Other times I look at the promises of God and am assured that He hears my prayers and He will bring them to Himself. This focus can keep me from doing what I ought to do. However, even when I am trusting God and obeying Him, when I cannot see anything happening, or only very small things, that lack of evidence tips me into subjectivity. Yikes, tipping back and forth is not fun.

Every now and then God surprises me concerning this teeter-totter. Today’s reading is from Isaiah 54. (Again, I know that in context this is about Israel, yet the Holy Spirit can use any Scripture to tell me what God is like, and give me comfort and hope.)

Verses 8-13 tell me that yes, I have disobeyed God, and yes, He is using the unbelief in my family to teach me, to refine and purify my life.

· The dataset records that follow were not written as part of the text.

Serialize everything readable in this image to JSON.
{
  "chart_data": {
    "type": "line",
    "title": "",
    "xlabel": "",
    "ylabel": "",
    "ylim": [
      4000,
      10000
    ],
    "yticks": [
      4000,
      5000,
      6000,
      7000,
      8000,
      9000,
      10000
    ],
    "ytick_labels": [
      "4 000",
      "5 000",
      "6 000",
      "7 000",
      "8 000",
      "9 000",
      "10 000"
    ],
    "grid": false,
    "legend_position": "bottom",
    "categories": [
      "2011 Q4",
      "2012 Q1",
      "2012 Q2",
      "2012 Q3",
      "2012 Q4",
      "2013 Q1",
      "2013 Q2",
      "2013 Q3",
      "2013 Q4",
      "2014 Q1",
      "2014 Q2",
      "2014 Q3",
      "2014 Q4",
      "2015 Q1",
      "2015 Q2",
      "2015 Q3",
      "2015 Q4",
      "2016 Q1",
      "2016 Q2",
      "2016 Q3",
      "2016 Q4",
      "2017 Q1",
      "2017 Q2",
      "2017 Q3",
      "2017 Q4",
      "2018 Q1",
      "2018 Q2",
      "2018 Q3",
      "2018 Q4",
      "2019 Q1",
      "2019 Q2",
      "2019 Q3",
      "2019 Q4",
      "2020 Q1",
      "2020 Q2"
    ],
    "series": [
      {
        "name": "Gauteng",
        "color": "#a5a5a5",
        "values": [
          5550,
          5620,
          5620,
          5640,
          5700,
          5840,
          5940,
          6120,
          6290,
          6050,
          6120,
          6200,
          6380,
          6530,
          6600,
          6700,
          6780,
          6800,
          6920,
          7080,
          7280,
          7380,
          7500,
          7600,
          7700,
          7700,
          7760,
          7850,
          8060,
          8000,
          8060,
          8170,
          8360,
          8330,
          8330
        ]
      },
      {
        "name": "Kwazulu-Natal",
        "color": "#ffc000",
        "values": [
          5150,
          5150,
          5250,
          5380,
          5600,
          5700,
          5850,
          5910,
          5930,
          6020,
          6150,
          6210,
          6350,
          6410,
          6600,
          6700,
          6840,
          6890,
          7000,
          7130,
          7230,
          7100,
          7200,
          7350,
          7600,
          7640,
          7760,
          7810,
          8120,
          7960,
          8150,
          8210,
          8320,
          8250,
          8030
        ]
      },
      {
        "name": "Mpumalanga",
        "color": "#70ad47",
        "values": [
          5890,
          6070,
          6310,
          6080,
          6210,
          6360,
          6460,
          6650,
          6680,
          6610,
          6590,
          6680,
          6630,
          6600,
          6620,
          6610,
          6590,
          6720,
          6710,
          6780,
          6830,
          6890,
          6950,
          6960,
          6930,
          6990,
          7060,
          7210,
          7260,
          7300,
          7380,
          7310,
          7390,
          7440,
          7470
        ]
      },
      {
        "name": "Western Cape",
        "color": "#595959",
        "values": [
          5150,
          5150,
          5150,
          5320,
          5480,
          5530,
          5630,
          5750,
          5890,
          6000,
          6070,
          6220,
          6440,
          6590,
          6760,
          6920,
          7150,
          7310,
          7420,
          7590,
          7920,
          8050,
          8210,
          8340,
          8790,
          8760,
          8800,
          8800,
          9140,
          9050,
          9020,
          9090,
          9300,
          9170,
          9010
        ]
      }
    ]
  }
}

I accept that even though reading the first part made me feel remorseful. But there is hope too. It says:
“With a little wrath I hid My face from you for a moment; but with everlasting kindness I will have mercy on you,” says the Lord, your Redeemer. “For this is like the waters of Noah to Me; for as I have sworn that the waters of Noah would no longer cover the earth, so have I sworn that I would not be angry with you, nor rebuke you. For the mountains shall depart and the hills be removed, but My kindness shall not depart from you, nor shall My covenant of peace be removed,” says the Lord, who has mercy on you. “O you afflicted one, tossed with tempest, and not comforted, behold, I will lay your stones with colorful gems, and lay your foundations with sapphires. I will make your pinnacles of rubies, your gates of crystal, and all your walls of precious stones. All your children shall be taught by the Lord, and great shall be the peace of your children.”
For a little while God can hide His face from me. As I seek Him, I learn His will and what displeases Him. Any sense of falling short brings confession, repentance, and opportunity to become more like Jesus. God is not angry with my sin because all His wrath was poured out on His Son on the Cross, but He can use the consequences of sin to draw His people closer to Him. Certainly He has done that for me.

At the same time, He promises to never leave me or forsake me. He has blessed me with salvation and all that entails. I have assurance for now and eternity. He even says my life is being built on precious gems, most certainly a figure of speech for the riches that are found in Jesus Christ.

Then verse 13 adds another jewel, another precious promise from God. He will teach my children and give them great peace, a peace that can only refer to that peace that passes understanding, that peace that comes from knowing and trusting Him.

If the salvation and blessing of God on my family depend on my goodness or worthiness, it will never happen. God’s blessing, mercy and grace are about Him, not about me. Being reminded of this again and again keeps me from blaming others for my clumsiness, from focusing on my mistakes, and every now and then keeps me from stumbling over that chair in the first place.